Most complex systems, like stock markets, climate systems, human body and neurons in the mammalian brain, give out the signal that it's reaching a tipping point and if that can be identified, many catastrophic events could be avoided. With the early detection of such signals of the impending transition, appropriate management strategies could be implemented, according to the Indian Institute of Technology, Madras, research that encompasses both pure and applied sciences.
The research has been underlined by Dominic Cummings, Chief Special Adviser to UK Prime Minister Boris Johnson, for revamping the decision-making strategies there.

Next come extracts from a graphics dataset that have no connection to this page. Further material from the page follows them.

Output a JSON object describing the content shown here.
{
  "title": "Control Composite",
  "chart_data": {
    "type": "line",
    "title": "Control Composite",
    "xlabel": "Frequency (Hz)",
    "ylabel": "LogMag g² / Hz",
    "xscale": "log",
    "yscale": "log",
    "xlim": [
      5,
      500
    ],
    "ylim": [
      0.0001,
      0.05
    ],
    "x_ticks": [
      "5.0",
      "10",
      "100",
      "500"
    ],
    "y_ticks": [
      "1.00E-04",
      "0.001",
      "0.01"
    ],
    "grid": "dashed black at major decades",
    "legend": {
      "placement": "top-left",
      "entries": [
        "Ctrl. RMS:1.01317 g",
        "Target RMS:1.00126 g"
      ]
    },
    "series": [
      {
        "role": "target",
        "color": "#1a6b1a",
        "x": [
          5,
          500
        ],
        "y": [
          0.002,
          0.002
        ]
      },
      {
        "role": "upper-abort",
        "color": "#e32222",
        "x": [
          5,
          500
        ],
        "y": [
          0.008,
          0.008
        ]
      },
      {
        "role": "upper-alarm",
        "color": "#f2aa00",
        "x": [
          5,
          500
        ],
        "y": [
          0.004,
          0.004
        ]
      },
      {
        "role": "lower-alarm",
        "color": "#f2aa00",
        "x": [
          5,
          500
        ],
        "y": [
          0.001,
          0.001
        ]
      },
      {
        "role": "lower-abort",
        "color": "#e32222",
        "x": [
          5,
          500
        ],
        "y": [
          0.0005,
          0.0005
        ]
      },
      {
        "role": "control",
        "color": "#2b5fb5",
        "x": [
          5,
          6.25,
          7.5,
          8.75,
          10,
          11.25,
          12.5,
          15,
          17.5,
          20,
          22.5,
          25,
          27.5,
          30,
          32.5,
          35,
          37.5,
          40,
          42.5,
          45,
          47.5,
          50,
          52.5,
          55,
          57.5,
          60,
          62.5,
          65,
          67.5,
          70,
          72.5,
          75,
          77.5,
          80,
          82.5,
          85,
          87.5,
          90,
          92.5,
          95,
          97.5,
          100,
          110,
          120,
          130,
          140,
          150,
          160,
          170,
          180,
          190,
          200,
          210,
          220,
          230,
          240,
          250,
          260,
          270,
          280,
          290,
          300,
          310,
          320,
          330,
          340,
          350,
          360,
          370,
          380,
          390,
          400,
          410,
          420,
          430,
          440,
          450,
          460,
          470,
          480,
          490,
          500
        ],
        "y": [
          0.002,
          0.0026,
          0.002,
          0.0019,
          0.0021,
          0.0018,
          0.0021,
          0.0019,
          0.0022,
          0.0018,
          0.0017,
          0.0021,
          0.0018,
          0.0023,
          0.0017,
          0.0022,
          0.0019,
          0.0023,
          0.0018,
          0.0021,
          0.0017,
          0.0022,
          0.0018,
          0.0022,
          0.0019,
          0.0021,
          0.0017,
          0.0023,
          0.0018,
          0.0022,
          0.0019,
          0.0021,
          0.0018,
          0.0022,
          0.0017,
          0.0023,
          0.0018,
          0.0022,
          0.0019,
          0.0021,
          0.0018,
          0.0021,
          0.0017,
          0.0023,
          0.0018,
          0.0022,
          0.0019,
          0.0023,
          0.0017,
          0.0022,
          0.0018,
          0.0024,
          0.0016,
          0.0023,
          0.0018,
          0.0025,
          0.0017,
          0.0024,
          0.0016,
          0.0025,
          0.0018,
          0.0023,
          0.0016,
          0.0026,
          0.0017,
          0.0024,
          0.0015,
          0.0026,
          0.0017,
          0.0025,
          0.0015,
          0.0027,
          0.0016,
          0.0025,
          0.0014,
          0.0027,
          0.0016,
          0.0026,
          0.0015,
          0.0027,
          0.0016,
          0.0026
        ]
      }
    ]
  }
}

According to an IIT statement here, the paper 'Early warning signals for critical transitions in a thermoacoustic system', published in the international journal Scientific Reports of Nature, was the first research cited by Cummings.
The research looked at early warning systems in physics, which could be applied to finance to epidemics.
According to the IIT, Cummings substantiated his stand for applying these novel technologies for the strategy building exercise. He hopes to create a set of experts, comprising physicists, mathematicians and data scientists, to deal with the major social and economic issues of the UK.
Highlighting applications envisaged in the research, R.I. Sujith, lead researcher and Chair Professor, Department of Aerospace Engineering, IIT Madras, said, "We used analytics to detect transitions that lead to failure in engineering systems, like gas turbine engines.
"Other applications, which we envisaged, were transitions that happen in financial markets, instabilities in power grids leading to blackout and sudden failure of vital organs in the human body."
"It's heartening to see the open-mindedness and courage shown by a country, like the UK, to embrace the cutting-edge tools from physics and mathematics. It will open up a lot of opportunities for young talent. We can avail such technologies in India also to improve socio-economic systems," Sujith said.
The researchers realised that many complex systems, like stock markets, climate systems, human body and neurons in the mammalian brain, exhibit sudden change in qualitative behaviour by transiting into an alternate state termed as 'tipping'.
This alternate state need not always be desirable as in the cases, like a stock market crash, extinction of a species in an ecosystem, sudden collapse of a healthy person. This catastrophic nature of tipping demands development of precursory measures, which will forewarn these transitions.
In the paper, researchers investigated the efficacy of early warning measures based on 'critical slowing down', where the system responds slowly to perturbations as the system approaches transition.
The research paper was published by a Sujith-led team and comprised A. Gopalakrishnan (Assistant Professor, CEN, Amrita Vishwa Vidyapeetham), Tony John (PhD student, Georgia Institute of Technology), Partha Sharathi Dutta (Associate Professor, Department of Mathematics, IIT Ropar) and Yogita Sharma (Post-Doctoral Researcher, University of California, Berkeley).